Sie haben sich einmal als jemanden beschrieben, der "im Herzen von Nirgendwo" lebt.

Meine Mutter starb, als ich sechs Jahre alt war. Ich habe mich selber erzogen. Deshalb sehe ich manchmal auch ein bisschen abgehangen aus. Ein Junge, dessen Vater als Handlungsreisender in ganz Irland unterwegs ist, um Handtücher zu verkaufen, lernt nicht, seine Hemden zu bügeln.

Und Ihre Töchter?

Naja, Trixibelle, Peaches, Pixie und Tiger sehen auch ziemlich unordentlich aus, jede auf ihre Art. Vielleicht ist das erblich.
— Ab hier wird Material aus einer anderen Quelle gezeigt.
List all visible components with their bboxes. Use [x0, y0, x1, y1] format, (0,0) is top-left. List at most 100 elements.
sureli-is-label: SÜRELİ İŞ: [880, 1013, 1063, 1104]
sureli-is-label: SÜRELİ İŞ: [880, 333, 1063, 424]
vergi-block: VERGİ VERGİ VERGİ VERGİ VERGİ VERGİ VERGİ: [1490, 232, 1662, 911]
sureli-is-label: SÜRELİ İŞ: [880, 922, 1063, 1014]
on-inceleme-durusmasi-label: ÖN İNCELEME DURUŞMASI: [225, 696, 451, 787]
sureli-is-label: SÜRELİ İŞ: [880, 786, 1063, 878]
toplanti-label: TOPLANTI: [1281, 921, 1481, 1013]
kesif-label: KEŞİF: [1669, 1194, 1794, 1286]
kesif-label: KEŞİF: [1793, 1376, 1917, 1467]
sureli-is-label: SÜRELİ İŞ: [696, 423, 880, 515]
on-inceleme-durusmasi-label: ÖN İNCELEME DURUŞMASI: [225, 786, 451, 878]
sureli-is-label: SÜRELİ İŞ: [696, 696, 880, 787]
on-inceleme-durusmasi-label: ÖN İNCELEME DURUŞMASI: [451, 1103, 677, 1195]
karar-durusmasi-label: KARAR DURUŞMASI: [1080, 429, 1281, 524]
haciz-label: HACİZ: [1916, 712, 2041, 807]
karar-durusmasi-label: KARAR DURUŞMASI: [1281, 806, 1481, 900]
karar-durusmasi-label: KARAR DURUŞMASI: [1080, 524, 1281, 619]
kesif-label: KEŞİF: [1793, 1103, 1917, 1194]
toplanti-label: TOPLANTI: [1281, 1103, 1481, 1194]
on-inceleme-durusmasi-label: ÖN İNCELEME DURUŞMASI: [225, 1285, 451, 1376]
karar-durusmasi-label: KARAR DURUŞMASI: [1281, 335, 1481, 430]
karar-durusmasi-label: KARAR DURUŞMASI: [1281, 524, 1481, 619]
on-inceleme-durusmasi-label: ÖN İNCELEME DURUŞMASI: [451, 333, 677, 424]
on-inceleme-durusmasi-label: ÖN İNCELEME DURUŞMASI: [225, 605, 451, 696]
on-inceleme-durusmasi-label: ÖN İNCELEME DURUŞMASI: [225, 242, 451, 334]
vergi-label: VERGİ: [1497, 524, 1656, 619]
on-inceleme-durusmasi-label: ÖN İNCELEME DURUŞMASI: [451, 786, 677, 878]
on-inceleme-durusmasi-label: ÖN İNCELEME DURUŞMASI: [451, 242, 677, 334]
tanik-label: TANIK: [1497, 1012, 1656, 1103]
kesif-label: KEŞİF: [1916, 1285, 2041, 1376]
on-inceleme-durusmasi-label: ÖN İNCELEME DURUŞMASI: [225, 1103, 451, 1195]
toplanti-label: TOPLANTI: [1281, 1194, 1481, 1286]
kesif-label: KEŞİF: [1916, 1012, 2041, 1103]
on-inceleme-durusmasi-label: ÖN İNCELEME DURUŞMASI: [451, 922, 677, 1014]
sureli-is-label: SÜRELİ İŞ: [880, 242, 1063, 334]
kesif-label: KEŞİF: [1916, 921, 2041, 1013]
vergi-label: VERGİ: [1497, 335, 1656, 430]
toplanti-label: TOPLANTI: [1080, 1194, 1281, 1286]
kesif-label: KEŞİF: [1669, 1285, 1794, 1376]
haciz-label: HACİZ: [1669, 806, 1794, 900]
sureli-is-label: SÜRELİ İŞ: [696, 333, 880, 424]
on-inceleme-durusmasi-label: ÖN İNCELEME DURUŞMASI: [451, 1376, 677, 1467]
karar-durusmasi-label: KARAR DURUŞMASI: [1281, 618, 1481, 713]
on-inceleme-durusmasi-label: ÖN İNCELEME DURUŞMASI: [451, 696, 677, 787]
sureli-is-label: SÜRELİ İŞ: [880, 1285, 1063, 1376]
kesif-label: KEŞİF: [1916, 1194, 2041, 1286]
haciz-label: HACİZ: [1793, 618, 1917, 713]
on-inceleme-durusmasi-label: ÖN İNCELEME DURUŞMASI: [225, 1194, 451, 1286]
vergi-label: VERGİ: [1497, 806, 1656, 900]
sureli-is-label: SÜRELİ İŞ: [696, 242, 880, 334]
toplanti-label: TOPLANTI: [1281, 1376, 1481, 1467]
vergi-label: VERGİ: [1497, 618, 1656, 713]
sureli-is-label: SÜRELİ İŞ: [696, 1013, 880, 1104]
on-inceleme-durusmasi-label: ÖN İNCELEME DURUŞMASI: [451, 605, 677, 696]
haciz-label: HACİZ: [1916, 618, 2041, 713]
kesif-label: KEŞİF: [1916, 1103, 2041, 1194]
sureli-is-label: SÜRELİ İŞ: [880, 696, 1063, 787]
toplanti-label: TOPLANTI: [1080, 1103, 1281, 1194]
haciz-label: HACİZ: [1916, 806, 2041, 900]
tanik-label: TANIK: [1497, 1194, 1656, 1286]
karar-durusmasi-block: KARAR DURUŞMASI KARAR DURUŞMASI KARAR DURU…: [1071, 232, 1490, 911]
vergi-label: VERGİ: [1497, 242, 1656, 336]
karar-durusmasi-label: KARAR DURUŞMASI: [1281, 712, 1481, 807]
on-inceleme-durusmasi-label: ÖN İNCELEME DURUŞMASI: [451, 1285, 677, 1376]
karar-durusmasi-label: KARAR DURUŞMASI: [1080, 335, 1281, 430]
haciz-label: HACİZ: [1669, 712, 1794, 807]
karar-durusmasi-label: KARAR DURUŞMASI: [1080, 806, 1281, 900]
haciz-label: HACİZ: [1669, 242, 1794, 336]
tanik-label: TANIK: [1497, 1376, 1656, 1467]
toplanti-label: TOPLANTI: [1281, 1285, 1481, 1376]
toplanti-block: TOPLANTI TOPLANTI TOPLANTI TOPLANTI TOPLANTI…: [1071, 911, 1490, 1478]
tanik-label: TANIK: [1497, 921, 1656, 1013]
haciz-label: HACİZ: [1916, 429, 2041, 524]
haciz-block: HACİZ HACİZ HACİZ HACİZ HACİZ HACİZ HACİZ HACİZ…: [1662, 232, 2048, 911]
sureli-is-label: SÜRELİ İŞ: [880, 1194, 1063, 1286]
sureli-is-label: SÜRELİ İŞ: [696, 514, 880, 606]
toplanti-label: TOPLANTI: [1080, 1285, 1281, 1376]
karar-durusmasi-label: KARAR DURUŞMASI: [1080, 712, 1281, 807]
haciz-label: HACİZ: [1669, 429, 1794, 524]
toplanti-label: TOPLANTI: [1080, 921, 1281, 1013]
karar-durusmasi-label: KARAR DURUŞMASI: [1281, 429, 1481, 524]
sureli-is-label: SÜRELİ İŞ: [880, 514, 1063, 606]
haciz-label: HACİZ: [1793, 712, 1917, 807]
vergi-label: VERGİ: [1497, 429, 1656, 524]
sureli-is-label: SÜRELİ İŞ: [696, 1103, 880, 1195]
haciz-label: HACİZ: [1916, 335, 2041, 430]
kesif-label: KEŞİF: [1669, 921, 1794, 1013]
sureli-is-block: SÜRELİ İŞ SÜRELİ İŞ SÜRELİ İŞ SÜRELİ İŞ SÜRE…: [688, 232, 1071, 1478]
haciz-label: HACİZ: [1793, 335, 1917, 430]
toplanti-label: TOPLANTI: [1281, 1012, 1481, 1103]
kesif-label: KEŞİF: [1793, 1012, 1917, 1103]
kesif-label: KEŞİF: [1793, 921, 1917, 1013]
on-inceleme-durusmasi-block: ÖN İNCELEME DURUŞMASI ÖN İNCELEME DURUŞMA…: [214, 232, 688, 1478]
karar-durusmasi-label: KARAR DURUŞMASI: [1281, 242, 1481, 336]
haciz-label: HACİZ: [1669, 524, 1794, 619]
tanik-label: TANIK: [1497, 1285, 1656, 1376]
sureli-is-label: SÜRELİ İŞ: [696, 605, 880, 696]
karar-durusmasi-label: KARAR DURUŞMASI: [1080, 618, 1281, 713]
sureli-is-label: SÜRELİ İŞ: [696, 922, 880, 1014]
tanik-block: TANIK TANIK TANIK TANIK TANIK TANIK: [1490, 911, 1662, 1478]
Sind Sie ein verständnisvoller Vater?

Ich hoffe das. Aber ob ich ein guter Vater bin, weiß ich natürlich nicht. Alle Erwachsenen versuchen, ihr Bestes zu geben. Wenn die Kinder selbst erwachsen sind, sagen sie: Scheißeltern, lasst uns doch in Ruhe. Ich bin mir fast sicher, dass eine meiner vier Töchter irgendwann ein Buch schreiben wird, in dem es heißt, ich sei sehr streng gewesen und hätte ständig herumgebrüllt.

Sind Sie sehr streng?

Ja. Ich achte darauf, dass meine Töchter ihre Hausaufgaben machen und zu einer bestimmten Zeit im Bett sind. Die 20-Jährige kann natürlich nach Hause kommen, wann sie will, aber sie muss ihr Zimmer in Ordnung halten. Manchmal sagt sie zwar, das sei doch ihr Zimmer. Aber dann sage ich: Es ist mein Haus. Wir unterhalten uns nicht wie zwei Erwachsene. Ich bin immer der Vater. Für die Jüngeren ist es manchmal schwierig mit mir. Wir leben in einer völlig durchsexualisierten Gesellschaft, und man muss ihnen erklären, warum es Regeln gibt.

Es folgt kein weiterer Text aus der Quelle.